Queste, nel dettaglio, le strutture coinvolte: Milano, Centro Anemie Congenite, Fondazione IRCCS Ca’ Granda; Cagliari, Clinica Pediatrica Thalassemie e Malattie Rare dell’Ospedale Pediatrico Microcitemico; Ferrara, DHTE (Day Hospital della Talassemia e delle Emoglobinopatie) dell’Azienda Ospedaliero-Universitaria; Roma, DH (Day Hospital) Talassemici dell’Ospedale Sant’Eugenio; Bari, Centro di Riferimento Regionale per Talassemie e Anemie Emolitiche Costituzionali, Policlinico di Bari.

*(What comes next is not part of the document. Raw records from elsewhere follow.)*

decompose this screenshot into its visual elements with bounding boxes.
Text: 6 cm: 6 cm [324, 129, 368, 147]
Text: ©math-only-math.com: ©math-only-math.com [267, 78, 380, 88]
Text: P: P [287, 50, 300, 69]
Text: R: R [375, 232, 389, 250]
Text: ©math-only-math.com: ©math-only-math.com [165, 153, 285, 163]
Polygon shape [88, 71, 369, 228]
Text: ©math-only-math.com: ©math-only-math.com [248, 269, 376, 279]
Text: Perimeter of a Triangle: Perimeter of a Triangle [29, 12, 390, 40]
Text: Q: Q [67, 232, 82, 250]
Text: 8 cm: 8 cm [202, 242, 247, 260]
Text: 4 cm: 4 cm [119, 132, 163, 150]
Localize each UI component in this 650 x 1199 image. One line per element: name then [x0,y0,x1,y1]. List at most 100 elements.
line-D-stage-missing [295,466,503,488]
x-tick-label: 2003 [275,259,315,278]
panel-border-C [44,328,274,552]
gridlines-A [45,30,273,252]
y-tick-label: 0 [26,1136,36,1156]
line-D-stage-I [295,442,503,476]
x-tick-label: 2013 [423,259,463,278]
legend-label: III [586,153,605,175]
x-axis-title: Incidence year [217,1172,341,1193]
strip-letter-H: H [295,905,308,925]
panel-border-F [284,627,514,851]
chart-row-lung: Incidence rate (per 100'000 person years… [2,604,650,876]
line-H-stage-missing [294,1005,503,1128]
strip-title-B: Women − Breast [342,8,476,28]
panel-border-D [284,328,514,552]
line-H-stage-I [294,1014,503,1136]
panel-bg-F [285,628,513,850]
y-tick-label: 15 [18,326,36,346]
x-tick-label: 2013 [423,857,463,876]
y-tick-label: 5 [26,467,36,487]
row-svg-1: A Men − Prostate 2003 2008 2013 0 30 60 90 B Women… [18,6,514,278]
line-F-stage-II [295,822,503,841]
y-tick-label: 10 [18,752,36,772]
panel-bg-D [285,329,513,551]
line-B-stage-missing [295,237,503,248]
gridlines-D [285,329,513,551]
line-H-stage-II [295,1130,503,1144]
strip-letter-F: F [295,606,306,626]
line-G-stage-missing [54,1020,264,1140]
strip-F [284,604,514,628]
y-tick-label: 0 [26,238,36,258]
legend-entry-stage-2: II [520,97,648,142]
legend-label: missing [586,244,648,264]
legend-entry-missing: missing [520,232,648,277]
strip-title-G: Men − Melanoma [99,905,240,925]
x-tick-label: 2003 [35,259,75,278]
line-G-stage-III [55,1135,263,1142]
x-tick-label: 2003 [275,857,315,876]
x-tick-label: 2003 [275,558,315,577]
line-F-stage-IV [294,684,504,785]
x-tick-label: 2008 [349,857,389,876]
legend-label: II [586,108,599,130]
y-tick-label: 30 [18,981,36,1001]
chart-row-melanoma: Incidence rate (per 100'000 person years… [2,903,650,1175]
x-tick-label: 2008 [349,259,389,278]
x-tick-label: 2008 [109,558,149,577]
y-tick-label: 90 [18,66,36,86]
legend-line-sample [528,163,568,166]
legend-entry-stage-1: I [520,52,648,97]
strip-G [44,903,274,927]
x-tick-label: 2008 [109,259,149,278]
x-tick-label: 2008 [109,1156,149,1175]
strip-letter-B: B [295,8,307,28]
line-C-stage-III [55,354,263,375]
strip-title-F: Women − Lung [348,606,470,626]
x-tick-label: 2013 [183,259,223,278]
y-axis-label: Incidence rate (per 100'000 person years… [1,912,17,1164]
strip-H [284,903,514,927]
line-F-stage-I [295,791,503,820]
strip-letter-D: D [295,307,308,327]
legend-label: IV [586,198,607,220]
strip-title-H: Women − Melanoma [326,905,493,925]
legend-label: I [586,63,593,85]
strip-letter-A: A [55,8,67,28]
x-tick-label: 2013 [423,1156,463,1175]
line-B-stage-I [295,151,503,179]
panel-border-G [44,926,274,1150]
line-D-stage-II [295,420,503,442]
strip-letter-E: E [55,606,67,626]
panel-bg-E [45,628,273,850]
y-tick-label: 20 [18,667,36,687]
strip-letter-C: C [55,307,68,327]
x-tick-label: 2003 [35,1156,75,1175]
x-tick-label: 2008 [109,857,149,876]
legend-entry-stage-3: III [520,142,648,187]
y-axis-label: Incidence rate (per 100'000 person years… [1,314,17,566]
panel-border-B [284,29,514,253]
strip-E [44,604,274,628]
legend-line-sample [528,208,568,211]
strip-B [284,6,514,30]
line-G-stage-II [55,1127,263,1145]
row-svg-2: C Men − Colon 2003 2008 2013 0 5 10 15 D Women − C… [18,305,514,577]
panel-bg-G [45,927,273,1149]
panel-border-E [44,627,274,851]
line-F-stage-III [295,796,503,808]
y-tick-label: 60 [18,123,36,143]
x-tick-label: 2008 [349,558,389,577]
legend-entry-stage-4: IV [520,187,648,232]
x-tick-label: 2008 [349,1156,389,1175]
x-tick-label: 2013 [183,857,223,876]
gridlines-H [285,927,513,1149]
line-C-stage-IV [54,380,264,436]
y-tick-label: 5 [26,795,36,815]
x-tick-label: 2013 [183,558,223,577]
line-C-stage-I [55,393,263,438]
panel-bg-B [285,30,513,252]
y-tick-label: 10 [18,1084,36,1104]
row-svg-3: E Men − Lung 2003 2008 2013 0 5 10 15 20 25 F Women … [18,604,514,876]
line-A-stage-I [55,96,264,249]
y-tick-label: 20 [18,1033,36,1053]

«Il test – ha spiegato ancora Cerilli – è stato effettuato per verificare la tenuta del modello sotto tutti i punti di vista: sostenibilità, chiarezza degli strumenti, validità e attendibilità degli strumenti stessi, ritarando – se necessario – i metodi di rilevazione. La taratura è avvenuta rispetto a una modalità di verifica orientata alla valutazione partecipata di cittadini, professionisti e istituzioni. Tutti gli elementi necessari per calcolare gli indicatori previsti nel modello sono stati rilevati direttamente presso i Centri, coinvolgendo coloro che vi operano o che ne fruiscono. Sono state utilizzate, inoltre, diverse tecniche di rilevazione, dalle interviste ai responsabili dei Centri e dei diversi settori, ai questionari autosomministrati ai medici e al personale infermieristico, fino alle schede di osservazione e alle analisi documentali».
«Anche se l’obiettivo del lavoro – ha concluso – è stato la verifica della tenuta degli strumenti messi a punto e degli indicatori valutativi ipotizzati per il modello di valutazione dei Centri/Presìdi per le Malattie Rare, è prevista comunque una breve restituzione, ai cinque Centri coinvolti, del livello di qualità raggiunto rispetto al modello. Questo per permettere ai Centri stessi di attivare una riflessione partendo da un’idea di qualità definita e condivisa da un gruppo multi-stakeholders [“tutti i portatori d’interesse”, N.d.R.], con particolare riferimento agli interessi dei pazienti che hanno sostenuto e condiviso il progetto tramite le Associazioni che li rappresentano». (Se.Ba.)